Scope décerne son Coup de Coeur 2012 à Patyatann. Le concept qui fédère la formation acoustique composée de Sarasvati Mallac, Anouchka Massoudy, Jason Lily et Anthony Bouic, et le buzz provoqué à Nottingham, ont motivé le choix de saluer l’originalité et la créativité de ce groupe débutant.
Le grand public ne connaît pas encore la prestance acoustique de ce groupe présenté par Scope avant même que Patyatann ne provoque le buzz en septembre dans la ville anglaise de Nottingham, lors du WEYA Festival. Ceci conforte le “Coup de Coeur”, qui salue l’originalité et la créativité de Patyatann, formation montée par Percy Yip Tong. Les quatre Mauriciens ont été confrontés à des musiciens de haut niveau mais se sont démarqués par le maniement de la ravanne et par l’utilisation de la polyphonie vocale.
Le mélange des voix de Sarasvati Mallac, Anouchka Massoudy, Jason Lily et Anthony Bouic n’est pas passé inaperçu, sur une musique ayant pour coeur la ravanne et pour poumons le roulèr et le mridangam (un genre de dolak). Le quatuor a su exhaler un souffle frais et novateur en Angleterre. Ceux qui ont pu voir Patyatann lors de ses rares sorties scéniques au Santosha, au Sapin, au Baz’Art et lors d’un concert organisé par le Sapin à Pointe aux Sables dernièrement ont compris que quelque chose bouillonne dans l’underground. L’émergence dépendra cependant de plusieurs facteurs.
Potentiel brut.
Patyatann ne passe pas à la radio mais les esquisses sonores que Scope a écoutées laissent entendre un potentiel brut, qui demande à être peaufiné pour briller; autrement, le succès rencontré à Nottingham pourrait n’être qu’un feu de paille.

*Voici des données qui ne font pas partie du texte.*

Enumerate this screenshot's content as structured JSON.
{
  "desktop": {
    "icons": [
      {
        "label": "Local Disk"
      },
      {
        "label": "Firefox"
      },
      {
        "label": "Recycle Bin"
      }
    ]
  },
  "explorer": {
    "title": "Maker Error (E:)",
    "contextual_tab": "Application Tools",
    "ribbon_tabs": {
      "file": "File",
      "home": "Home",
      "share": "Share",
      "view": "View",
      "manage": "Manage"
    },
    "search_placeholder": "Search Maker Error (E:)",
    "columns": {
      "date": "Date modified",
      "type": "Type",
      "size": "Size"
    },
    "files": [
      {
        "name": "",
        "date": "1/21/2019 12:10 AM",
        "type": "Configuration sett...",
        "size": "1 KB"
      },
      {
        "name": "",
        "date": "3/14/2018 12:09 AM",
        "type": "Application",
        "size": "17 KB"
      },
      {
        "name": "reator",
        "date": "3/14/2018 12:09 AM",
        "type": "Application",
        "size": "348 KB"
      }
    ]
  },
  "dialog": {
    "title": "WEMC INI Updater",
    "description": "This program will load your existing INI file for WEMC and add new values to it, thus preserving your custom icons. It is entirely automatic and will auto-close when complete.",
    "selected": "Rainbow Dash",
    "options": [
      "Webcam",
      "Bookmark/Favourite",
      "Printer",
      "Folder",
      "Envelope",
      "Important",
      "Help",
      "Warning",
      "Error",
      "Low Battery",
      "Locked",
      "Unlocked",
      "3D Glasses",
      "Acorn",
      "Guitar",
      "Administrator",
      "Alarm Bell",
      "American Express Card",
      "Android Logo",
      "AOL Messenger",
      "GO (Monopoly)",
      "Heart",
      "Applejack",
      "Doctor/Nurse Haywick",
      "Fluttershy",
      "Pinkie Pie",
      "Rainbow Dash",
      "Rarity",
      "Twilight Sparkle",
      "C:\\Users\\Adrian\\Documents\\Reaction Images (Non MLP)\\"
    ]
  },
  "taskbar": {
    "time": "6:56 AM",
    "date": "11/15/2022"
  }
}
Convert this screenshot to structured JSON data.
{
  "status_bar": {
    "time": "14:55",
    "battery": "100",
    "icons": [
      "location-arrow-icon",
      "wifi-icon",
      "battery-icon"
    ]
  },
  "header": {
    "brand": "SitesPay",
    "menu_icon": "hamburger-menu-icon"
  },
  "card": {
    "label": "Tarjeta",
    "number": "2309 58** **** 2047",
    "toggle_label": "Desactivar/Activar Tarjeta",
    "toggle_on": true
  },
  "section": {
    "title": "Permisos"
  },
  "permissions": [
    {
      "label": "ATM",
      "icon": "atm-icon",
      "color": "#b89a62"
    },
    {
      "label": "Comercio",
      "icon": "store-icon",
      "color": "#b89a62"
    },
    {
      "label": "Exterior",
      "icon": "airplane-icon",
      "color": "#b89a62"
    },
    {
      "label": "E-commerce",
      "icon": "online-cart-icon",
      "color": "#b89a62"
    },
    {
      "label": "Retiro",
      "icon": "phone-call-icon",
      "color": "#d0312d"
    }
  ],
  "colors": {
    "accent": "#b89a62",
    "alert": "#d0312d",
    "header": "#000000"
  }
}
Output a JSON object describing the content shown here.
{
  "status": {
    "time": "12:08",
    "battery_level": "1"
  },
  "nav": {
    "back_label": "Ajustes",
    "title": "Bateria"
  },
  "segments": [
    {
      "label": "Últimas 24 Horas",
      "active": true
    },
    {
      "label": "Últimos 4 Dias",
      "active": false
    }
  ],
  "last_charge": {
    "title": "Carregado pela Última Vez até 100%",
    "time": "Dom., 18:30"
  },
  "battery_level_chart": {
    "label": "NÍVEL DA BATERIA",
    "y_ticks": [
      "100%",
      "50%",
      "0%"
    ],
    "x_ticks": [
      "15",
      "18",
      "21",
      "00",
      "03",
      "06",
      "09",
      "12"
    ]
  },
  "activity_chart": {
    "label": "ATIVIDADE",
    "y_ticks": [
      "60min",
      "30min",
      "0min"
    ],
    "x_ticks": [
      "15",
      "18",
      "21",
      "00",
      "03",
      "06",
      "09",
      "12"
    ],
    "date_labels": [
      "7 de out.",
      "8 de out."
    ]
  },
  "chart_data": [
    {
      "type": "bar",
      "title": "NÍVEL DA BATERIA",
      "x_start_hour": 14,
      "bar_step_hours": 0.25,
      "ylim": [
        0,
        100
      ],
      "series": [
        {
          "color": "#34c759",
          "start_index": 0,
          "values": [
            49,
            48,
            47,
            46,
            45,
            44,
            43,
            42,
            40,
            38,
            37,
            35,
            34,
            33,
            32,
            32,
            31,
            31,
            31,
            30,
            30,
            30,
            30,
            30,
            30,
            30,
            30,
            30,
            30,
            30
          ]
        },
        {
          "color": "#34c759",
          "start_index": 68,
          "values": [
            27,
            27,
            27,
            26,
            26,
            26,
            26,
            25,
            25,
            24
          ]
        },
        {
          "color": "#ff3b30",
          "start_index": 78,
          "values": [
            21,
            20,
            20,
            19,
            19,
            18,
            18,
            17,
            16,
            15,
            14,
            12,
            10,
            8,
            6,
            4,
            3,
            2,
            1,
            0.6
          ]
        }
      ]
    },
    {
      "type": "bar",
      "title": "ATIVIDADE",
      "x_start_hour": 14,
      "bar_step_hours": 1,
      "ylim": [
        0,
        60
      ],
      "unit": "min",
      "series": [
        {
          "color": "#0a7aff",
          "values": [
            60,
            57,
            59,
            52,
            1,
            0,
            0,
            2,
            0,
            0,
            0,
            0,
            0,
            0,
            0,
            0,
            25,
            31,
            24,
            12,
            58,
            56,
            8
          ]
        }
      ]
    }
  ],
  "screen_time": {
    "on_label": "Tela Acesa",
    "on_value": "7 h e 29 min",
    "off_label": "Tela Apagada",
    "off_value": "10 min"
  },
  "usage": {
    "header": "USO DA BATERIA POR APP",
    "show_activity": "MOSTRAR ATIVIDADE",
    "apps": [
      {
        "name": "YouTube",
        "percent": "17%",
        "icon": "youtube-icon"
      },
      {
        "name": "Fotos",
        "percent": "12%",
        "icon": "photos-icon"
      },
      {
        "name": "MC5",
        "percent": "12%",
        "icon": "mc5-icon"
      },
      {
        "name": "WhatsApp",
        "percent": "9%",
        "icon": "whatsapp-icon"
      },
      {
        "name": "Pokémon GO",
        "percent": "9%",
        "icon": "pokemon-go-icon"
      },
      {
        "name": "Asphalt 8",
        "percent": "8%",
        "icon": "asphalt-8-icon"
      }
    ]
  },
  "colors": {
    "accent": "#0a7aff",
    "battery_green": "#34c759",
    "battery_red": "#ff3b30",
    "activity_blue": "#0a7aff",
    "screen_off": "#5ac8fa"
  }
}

N’empêche qu’un des moments forts de ses prestations scéniques est probablement l’interprétation du Ras kouyon de Kaya, lors d’une jam session sur la place de la mairie de la ville anglaise. Des artistes venus de plusieurs horizons ont accompagné Patyatann et la voix d’Anthony Bouic mêlée au erhu (violon chinois), au balafon sud-africain, à la guitare sud-américaine et aux vocalises indiennes et zambiennes.
Passée la griserie des jams et des prestations nottinghamiennes, vient le moment de bosser. Car, comme le souligne Percy Yip Tong, beaucoup de travail doit être abattu pour arriver à un niveau professionnel comme celui constaté lors du WEYA Festival. Faire une percée digne de ce nom ne se résume pas à une affaire de talent ou de créativité; cela implique une discipline rigoureuse et une pratique assidue, tant au niveau vocal qu’instrumental. Ce n’est qu’à ce prix que ces jeunes talents deviendront de vrais artistes.
Progression.
Le WEYA Festival a certes donné un coup d’accélérateur au groupe, qui ne comptait que trois mois d’existence. La graine semée devra maintenant s’épanouir et faire ses racines afin de croître à la lumière. Pour y parvenir, des créations autour de la ravanne et de l’harmonie des voix sont privilégiées; notamment une recherche sur les multiples possibilités de cet instrument emblématique.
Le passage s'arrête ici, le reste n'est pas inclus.